The accused boy and the deceased girl were in love relation. When they cameto the accused's house to inform the parent of the accused about their decision to marry each other, his parents refused to approve it and shouted at the girl by terming her a “call girl”. The girl, on the next day, committed suicide after leaving two suicide notes blaming the accused. She also stated in the note that the accused was a coward for not speaking up when she was insulted by his parents. The application filed by the accused seeking discharge was dismissed by the trial court. The High Court allowed the petition filed by the accused recording a finding that terming the deceased as a call-girl, there was no utterance which can be interpreted to be an act of instigating, goading or solicitation or insinuation, the deceased to commit suicide. The Judgement in Swamy Prahaladdas v. State of Madhya Pradesh was referred to by the High Court, wherein it was observed that similar utterance like, “to go and die” does not constitute an offence for abetment.

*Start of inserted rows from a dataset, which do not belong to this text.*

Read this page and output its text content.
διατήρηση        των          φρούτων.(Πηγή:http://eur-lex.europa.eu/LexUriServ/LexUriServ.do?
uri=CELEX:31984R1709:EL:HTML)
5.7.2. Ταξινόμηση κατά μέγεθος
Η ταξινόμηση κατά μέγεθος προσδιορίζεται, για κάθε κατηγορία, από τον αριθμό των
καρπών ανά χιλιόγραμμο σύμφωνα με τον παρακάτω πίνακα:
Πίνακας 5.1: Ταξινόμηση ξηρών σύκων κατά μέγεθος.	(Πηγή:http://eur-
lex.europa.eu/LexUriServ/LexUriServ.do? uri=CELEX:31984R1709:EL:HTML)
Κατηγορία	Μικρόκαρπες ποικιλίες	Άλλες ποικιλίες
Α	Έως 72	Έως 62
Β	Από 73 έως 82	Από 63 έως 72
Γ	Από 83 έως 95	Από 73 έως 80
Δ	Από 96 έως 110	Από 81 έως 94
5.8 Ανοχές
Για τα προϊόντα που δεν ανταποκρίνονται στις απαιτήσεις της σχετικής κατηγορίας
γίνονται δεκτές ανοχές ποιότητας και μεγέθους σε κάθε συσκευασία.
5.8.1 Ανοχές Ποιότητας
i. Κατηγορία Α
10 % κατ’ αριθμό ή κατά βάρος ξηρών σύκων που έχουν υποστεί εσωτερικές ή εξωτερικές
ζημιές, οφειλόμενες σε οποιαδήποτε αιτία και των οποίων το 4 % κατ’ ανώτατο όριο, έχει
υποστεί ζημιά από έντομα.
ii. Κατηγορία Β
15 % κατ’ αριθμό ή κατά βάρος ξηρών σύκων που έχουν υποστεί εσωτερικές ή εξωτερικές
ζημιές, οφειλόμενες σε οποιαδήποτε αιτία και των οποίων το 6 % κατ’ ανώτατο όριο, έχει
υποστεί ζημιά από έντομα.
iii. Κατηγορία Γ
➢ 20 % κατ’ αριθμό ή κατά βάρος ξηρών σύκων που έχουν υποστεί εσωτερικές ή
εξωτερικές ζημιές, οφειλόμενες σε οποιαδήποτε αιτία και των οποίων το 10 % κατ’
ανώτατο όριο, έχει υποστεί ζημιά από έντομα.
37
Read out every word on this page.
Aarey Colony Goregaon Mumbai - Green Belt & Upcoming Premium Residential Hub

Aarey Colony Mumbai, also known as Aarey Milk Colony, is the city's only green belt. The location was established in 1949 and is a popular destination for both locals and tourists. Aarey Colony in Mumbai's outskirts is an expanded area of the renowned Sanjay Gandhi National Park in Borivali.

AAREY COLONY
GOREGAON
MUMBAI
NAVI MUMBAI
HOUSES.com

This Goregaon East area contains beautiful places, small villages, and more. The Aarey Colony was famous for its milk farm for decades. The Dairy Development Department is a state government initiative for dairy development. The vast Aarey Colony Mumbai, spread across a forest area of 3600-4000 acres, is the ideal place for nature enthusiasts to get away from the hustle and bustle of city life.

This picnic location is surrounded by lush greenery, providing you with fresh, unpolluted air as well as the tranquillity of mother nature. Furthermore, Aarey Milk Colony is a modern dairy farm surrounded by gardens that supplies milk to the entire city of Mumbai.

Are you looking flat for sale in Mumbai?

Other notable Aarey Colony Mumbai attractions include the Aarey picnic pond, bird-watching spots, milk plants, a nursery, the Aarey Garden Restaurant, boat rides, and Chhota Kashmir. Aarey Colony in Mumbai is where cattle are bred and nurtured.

The court observed that there was no goading or solicitation or insinuation by any of the respondents to the victim to commit suicide. The bench referred to the judgement in Ramesh Kumar v. State of Chhattisgarh in which the court had considered the scope of Section 306 and the ingredient which are essential for abetment as set out in section 107 IPC It quoted the following observation made in the judgement that:
“Instigation is to goad, urge forward, provoke, incite or encourage to do ‘an act’. To satisfy the requirement of instigation though it is not necessary that actual words must be used to that effect or what constitutes instigation must necessarily and specifically be suggestive of the consequence. Yet a reasonable certainty to incite the consequence must be capable of being spelt out. The present one is not a case where the accused had by his acts or omission or by a continued course of conduct created such circumstances that the deceased was left with no other option except to commit suicide in which case instigation may have been inferred. A word uttered in the fit of anger or emotion without intending the consequences to follow cannot be said to be instigation.”